Viewing Logs
- How the Log Level setting on each agent controls what gets logged
- Where to find logs in AutoTalk
- How to use logs to troubleshoot agent behavior
Logs provide a detailed record of your AI agent's activity. They capture messages processed, tool calls made, responses generated, and errors encountered. Reviewing logs is the fastest way to understand why an agent behaved a certain way and to diagnose problems.
How log levels work
Every agent has a Nivel do Log (Log Level) setting, configured on the agent's main form alongside the name and assistant type. The log level controls how much detail is recorded:
- Lower verbosity: Only significant events (errors, warnings) are logged. Suitable for production agents that are running smoothly.
- Higher verbosity: Detailed information about every step of processing is logged, including input/output data, tool call parameters, and internal decisions. Ideal during setup, testing, and debugging.
Set a higher log level while you are building and testing your agent.
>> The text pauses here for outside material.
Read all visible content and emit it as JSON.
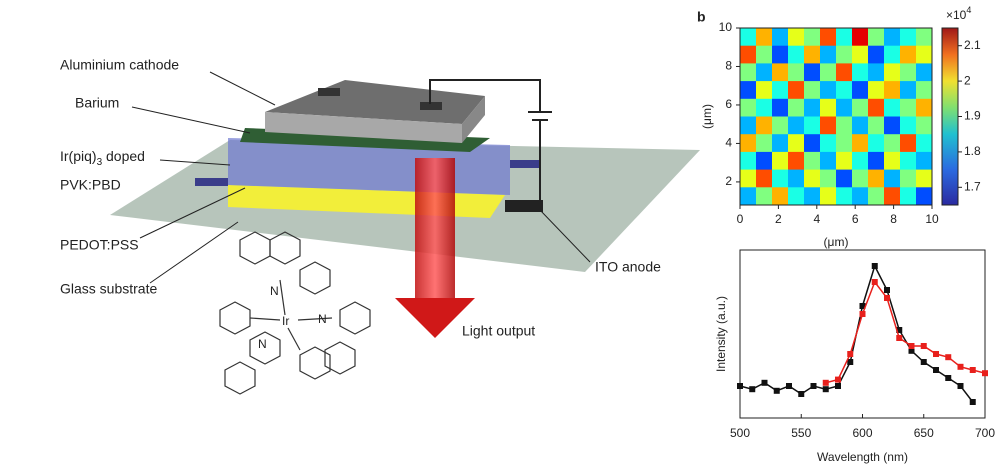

Once the agent is stable and handling real customer conversations, reduce the log level to save storage and make it easier to spot genuine issues.
Where to find logs
Agent logs are available under the Empresa (Company) section of AutoTalk:
- In the sidebar, go to Empresa (Company).
- Click Logs.
- You will see a list of log entries from across your agents and system activity.
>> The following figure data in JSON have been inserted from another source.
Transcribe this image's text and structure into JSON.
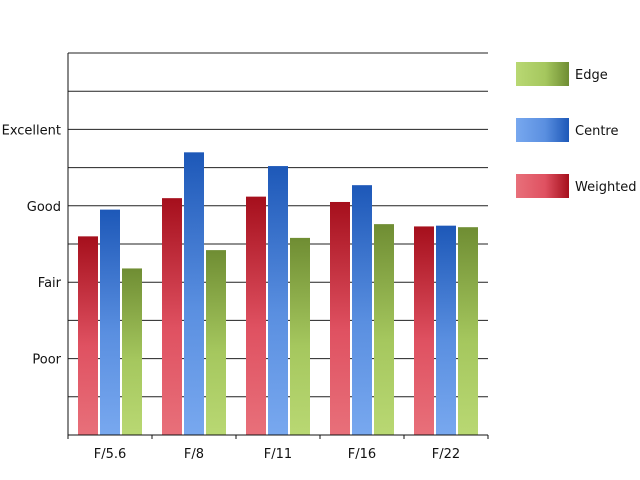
{
  "chart_data": {
    "type": "bar",
    "categories": [
      "F/5.6",
      "F/8",
      "F/11",
      "F/16",
      "F/22"
    ],
    "series": [
      {
        "name": "Weighted",
        "values": [
          2.6,
          3.1,
          3.12,
          3.05,
          2.73
        ],
        "colors": {
          "light": "#e8707a",
          "mid": "#df5161",
          "dark": "#a50f1c"
        }
      },
      {
        "name": "Centre",
        "values": [
          2.95,
          3.7,
          3.52,
          3.27,
          2.74
        ],
        "colors": {
          "light": "#78a8ef",
          "mid": "#5a8fe0",
          "dark": "#1d58b8"
        }
      },
      {
        "name": "Edge",
        "values": [
          2.18,
          2.42,
          2.58,
          2.76,
          2.72
        ],
        "colors": {
          "light": "#b9d873",
          "mid": "#a5c75e",
          "dark": "#6f8d33"
        }
      }
    ],
    "y_ticks": [
      {
        "value": 1,
        "label": "Poor"
      },
      {
        "value": 2,
        "label": "Fair"
      },
      {
        "value": 3,
        "label": "Good"
      },
      {
        "value": 4,
        "label": "Excellent"
      }
    ],
    "ylim": [
      0,
      5
    ],
    "grid": true,
    "legend": {
      "placement": "right",
      "order": [
        "Edge",
        "Centre",
        "Weighted"
      ]
    },
    "title": "",
    "xlabel": "",
    "ylabel": ""
  }
}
- Filter or search to find entries related to a specific agent.
What logs contain
Each log entry typically includes:
| Field | Description |
|---|---|
| Timestamp | When the event occurred |
| Agent name | Which agent generated the entry |
| Event type | The kind of event (message received, response sent, tool call, error, etc.) |
| Input data | The customer message or trigger that started the action |
| Output data | The agent's response or the result returned by a tool |
| Tool call details | Which tool was called, what parameters were sent, and what the tool returned |
| Errors | Any errors or exceptions encountered during processing |
Using logs for troubleshooting
Here are common scenarios where logs help you diagnose and fix problems:
Agent gave a wrong or unexpected answer
Check the log entry for that conversation turn. Look at:
- The system messages that were sent to the model (were they complete and accurate?)
- The conversation history that was included (was relevant context present?)
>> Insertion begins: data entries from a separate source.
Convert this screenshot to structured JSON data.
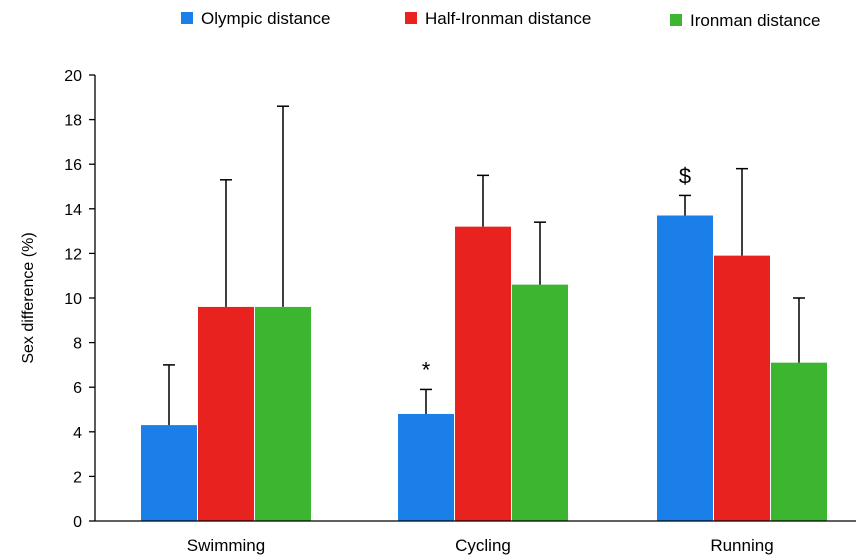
{
  "chart_data": {
    "type": "bar",
    "title": "",
    "xlabel": "",
    "ylabel": "Sex difference (%)",
    "ylim": [
      0,
      20
    ],
    "yticks": [
      0,
      2,
      4,
      6,
      8,
      10,
      12,
      14,
      16,
      18,
      20
    ],
    "grid": false,
    "legend_position": "top",
    "categories": [
      "Swimming",
      "Cycling",
      "Running"
    ],
    "series": [
      {
        "name": "Olympic distance",
        "color": "#1a7fe8",
        "values": [
          4.3,
          4.8,
          13.7
        ],
        "errors": [
          2.7,
          1.1,
          0.9
        ]
      },
      {
        "name": "Half-Ironman distance",
        "color": "#e8231f",
        "values": [
          9.6,
          13.2,
          11.9
        ],
        "errors": [
          5.7,
          2.3,
          3.9
        ]
      },
      {
        "name": "Ironman distance",
        "color": "#3cb531",
        "values": [
          9.6,
          10.6,
          7.1
        ],
        "errors": [
          9.0,
          2.8,
          2.9
        ]
      }
    ],
    "annotations": [
      {
        "text": "*",
        "category": "Cycling",
        "series": "Olympic distance"
      },
      {
        "text": "$",
        "category": "Running",
        "series": "Olympic distance"
      }
    ]
  }
}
- The model's raw response (did it misunderstand the question?)
A tool call failed
Find the log entry for the tool call. Check:
- The parameters the agent sent to the tool (were they correct?)
- The error message returned (does it indicate a configuration issue, authentication problem, or data error?)
- Whether the tool was called at all (if not, the tool description may need to be clearer)
Responses are slow
Compare timestamps between the message-received event and the response-sent event. If there is a large gap:
- Check whether a tool call took a long time to complete
- Consider whether the model itself was slow (this can happen with larger models under heavy load)
- Review whether pre-actions are adding unnecessary delay
Agent is not responding
Check whether any log entries exist for the conversation at all. If there are none:
- Verify the agent is assigned to the correct channel
- Check that the bot toggle is enabled for the conversation
- Confirm the agent's status is active
Make it a habit to review logs after deploying any changes to an agent's system messages, tools, or pre-actions. A quick scan of the first few interactions will tell you if everything is working as expected.